I left these conversations more confused than I entered.

How did destigmatizing conversation fit together with exploring a possible vocation fit together with interfaith dialogue? What was the relationship between navigating death in the digital age and paperwork? Or the problem of over-intellectualizing and new research on psychedelics?

I won’t claim that attending Death Cafe resolved any of this for me. After all, it’s too big a question: What are we to do with the fact that we are all going to die?

During our first conversation, Maples told me about “the rise of the religious ‘nones’” — the people who identify themselves as having no religion in particular. According to Pew Research, this is 28 percent of Americans. But, surprisingly, seven in 10 say they “believe in God or some higher power.”

The more I sit in my confusion, the more I start to think the answer is here — Death Cafe is serving the confusion that comes with this liminal position.

I’ll admit, I’m no stranger to this liminality. I grew up in a secular household; I am an active member of Harvard’s Orthodox Jewish community. The path between the two was, and is, searching. While questions about death have not been at the center of my own inquiry, the need for a framework beyond the atheistic rationalist has dominated my young adult life. And while for me, the “secular not religious” question came down on the religious side, I know I am in the minority.
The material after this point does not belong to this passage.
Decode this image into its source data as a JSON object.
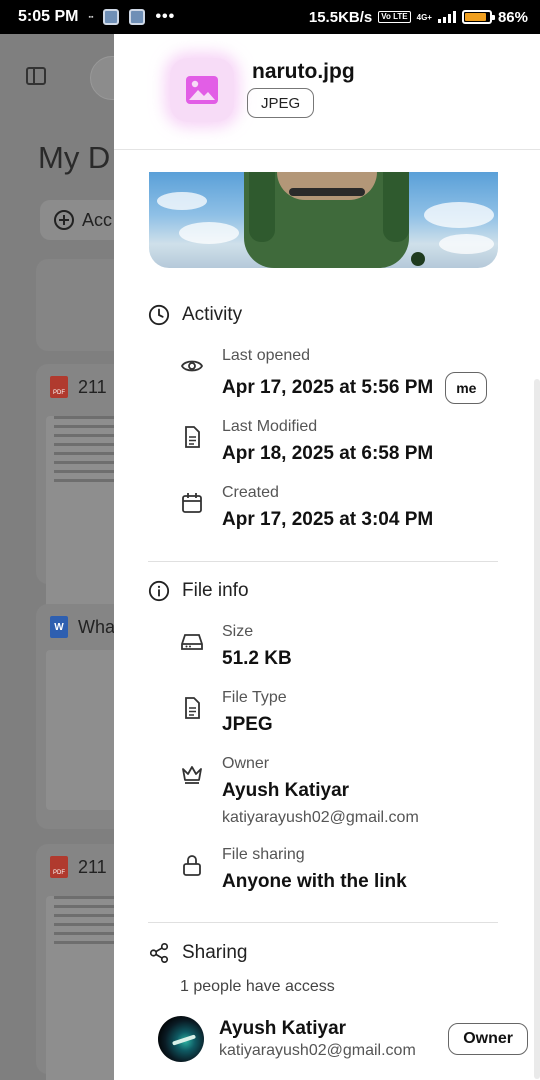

Death Cafe provides an opening, if imperfect, for this kind of inquiry. The net is big enough to provide an honest attempt at meaning making in a secularizing world: in only one evening, we discussed the ethics of loading someone’s data into a chat bot so relatives left behind can “talk” to them, acid trips, and the death of the person you thought you were going to be. It is also too big. For most of the evening I wondered if we were talking about anything at all. But in a community that tends to lean hard away from this mode of engagement, maybe the absurd is the price of fresh inquiry.